An AI subscription will have to be the next internet or phone bill for this thing to even think about making a profit.
Not really, since even the paying subscribers are costing the companies money. If they were a baker, they’re doing the equivalent of selling 1-dollar loaves of bread that cost 2,50 to knead and bake, and that’s not even counting the fact that you need to buy flour first.
What was it again. OpenAI makes now almost a third of running costs in subscriptions?
Looks like consumer subscriptions are 1/3rd of total revenue, which doesn’t cover nearly 1/3rd of operating costs. Yikes! Worse than I thought.

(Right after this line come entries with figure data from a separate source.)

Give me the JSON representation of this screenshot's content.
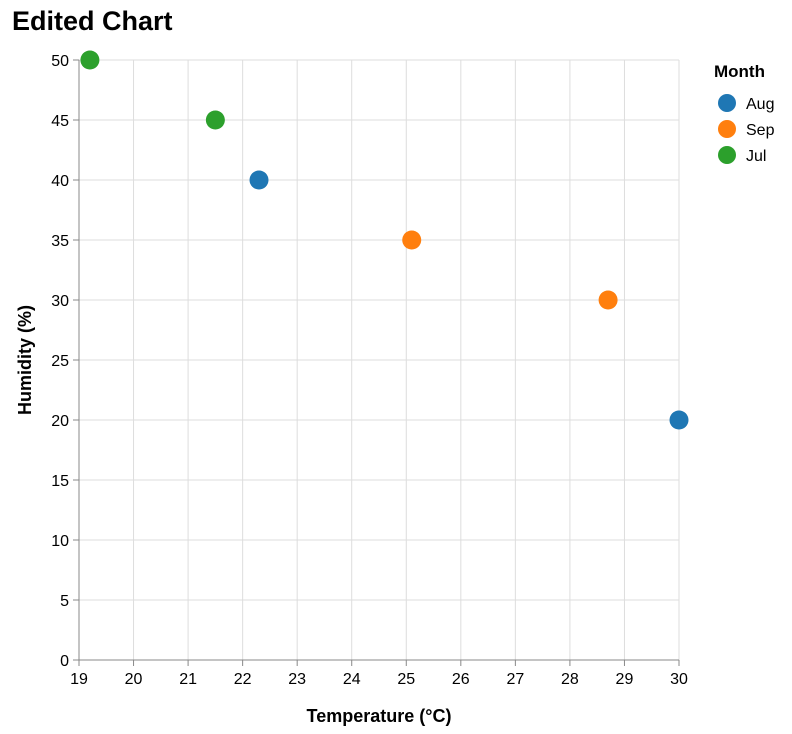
{
  "chart_data": {
    "type": "scatter",
    "title": "Edited Chart",
    "xlabel": "Temperature (°C)",
    "ylabel": "Humidity (%)",
    "xlim": [
      19,
      30
    ],
    "ylim": [
      0,
      50
    ],
    "x_ticks": [
      19,
      20,
      21,
      22,
      23,
      24,
      25,
      26,
      27,
      28,
      29,
      30
    ],
    "y_ticks": [
      0,
      5,
      10,
      15,
      20,
      25,
      30,
      35,
      40,
      45,
      50
    ],
    "grid": true,
    "legend": {
      "title": "Month",
      "position": "top-right",
      "items": [
        {
          "label": "Aug",
          "color": "#1f77b4"
        },
        {
          "label": "Sep",
          "color": "#ff7f0e"
        },
        {
          "label": "Jul",
          "color": "#2ca02c"
        }
      ]
    },
    "series": [
      {
        "name": "Aug",
        "color": "#1f77b4",
        "points": [
          {
            "x": 22.3,
            "y": 40
          },
          {
            "x": 30,
            "y": 20
          }
        ]
      },
      {
        "name": "Sep",
        "color": "#ff7f0e",
        "points": [
          {
            "x": 25.1,
            "y": 35
          },
          {
            "x": 28.7,
            "y": 30
          }
        ]
      },
      {
        "name": "Jul",
        "color": "#2ca02c",
        "points": [
          {
            "x": 19.2,
            "y": 50
          },
          {
            "x": 21.5,
            "y": 45
          }
        ]
      }
    ]
  }
}
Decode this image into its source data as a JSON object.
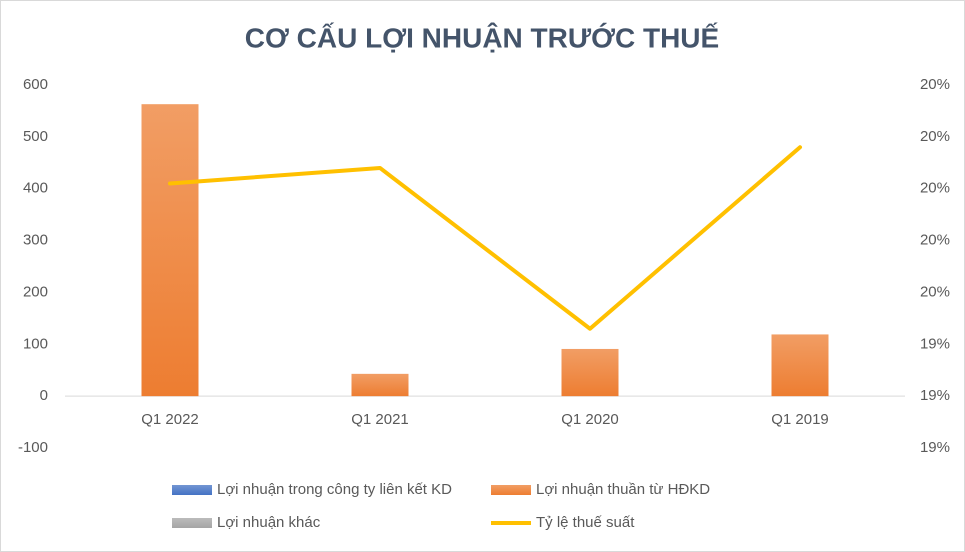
{
  "chart_data": {
    "type": "bar",
    "title": "CƠ CẤU LỢI NHUẬN TRƯỚC THUẾ",
    "categories": [
      "Q1 2022",
      "Q1 2021",
      "Q1 2020",
      "Q1 2019"
    ],
    "series": [
      {
        "name": "Lợi nhuận trong công ty liên kết KD",
        "color": "#4472c4",
        "type": "bar",
        "values": [
          0,
          0,
          0,
          0
        ]
      },
      {
        "name": "Lợi nhuận thuần từ HĐKD",
        "color": "#ed7d31",
        "type": "bar",
        "values": [
          563,
          43,
          91,
          119
        ]
      },
      {
        "name": "Lợi nhuận khác",
        "color": "#a5a5a5",
        "type": "bar",
        "values": [
          0,
          0,
          0,
          0
        ]
      },
      {
        "name": "Tỷ lệ thuế suất",
        "color": "#ffc000",
        "type": "line",
        "axis": "y2",
        "values": [
          19.76,
          19.79,
          19.48,
          19.83
        ]
      }
    ],
    "ylim": [
      -100,
      600
    ],
    "yticks": [
      600,
      500,
      400,
      300,
      200,
      100,
      0,
      -100
    ],
    "y2lim": [
      19.25,
      19.95
    ],
    "y2ticks": [
      {
        "value": 19.95,
        "label": "20%"
      },
      {
        "value": 19.85,
        "label": "20%"
      },
      {
        "value": 19.75,
        "label": "20%"
      },
      {
        "value": 19.65,
        "label": "20%"
      },
      {
        "value": 19.55,
        "label": "20%"
      },
      {
        "value": 19.45,
        "label": "19%"
      },
      {
        "value": 19.35,
        "label": "19%"
      },
      {
        "value": 19.25,
        "label": "19%"
      }
    ],
    "grid": false,
    "legend": "bottom"
  }
}
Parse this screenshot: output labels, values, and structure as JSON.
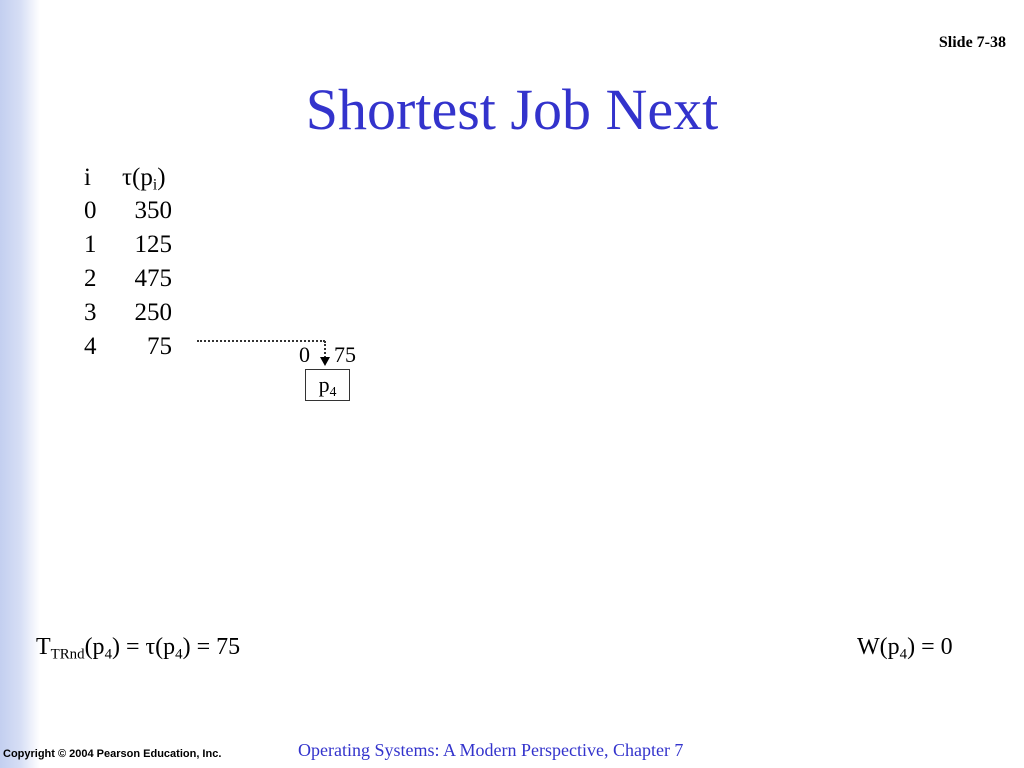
{
  "slide_number": "Slide 7-38",
  "title": "Shortest Job Next",
  "table": {
    "header": {
      "i": "i",
      "tau_prefix": "τ(p",
      "tau_sub": "i",
      "tau_suffix": ")"
    },
    "rows": [
      {
        "i": "0",
        "tau": "350"
      },
      {
        "i": "1",
        "tau": "125"
      },
      {
        "i": "2",
        "tau": "475"
      },
      {
        "i": "3",
        "tau": "250"
      },
      {
        "i": "4",
        "tau": "75"
      }
    ]
  },
  "gantt": {
    "start": "0",
    "end": "75",
    "process": "p",
    "process_sub": "4"
  },
  "formula_left": {
    "t": "T",
    "t_sub": "TRnd",
    "p1": "(p",
    "s1": "4",
    "mid": ") = τ(p",
    "s2": "4",
    "end": ") = 75"
  },
  "formula_right": {
    "w": "W(p",
    "s": "4",
    "end": ") = 0"
  },
  "footer": {
    "copyright": "Copyright © 2004 Pearson Education, Inc.",
    "course": "Operating Systems: A Modern Perspective, Chapter 7"
  },
  "colors": {
    "title": "#3333cc",
    "footer": "#3333cc",
    "sidebar": "#c3cff0"
  }
}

It’s not a ‘product’ in the conventional sense. It’s a gateway to an intellegent astroturf machine. Buy a ton of fake accounts for every social media platform, make them appear ‘legit’, then have bots comb for anything they can shoehorn a message into and have your ai bot army manipulate public perception. That’s the only use case I could see companies actually willing to pay that kinda money for.
They’ve gone into deep, deep debt, and the pay-off is looking more like vaporware every day. They dun fuckt up bad.
The article the Guardian author used as a primary source (and referenced) is amazing, probably best article I’ve read in the last year.
it’s just “slop”, the AI is silent (or islop)
The bar for discourse re: AI is pathetically low. I guess par for dis course.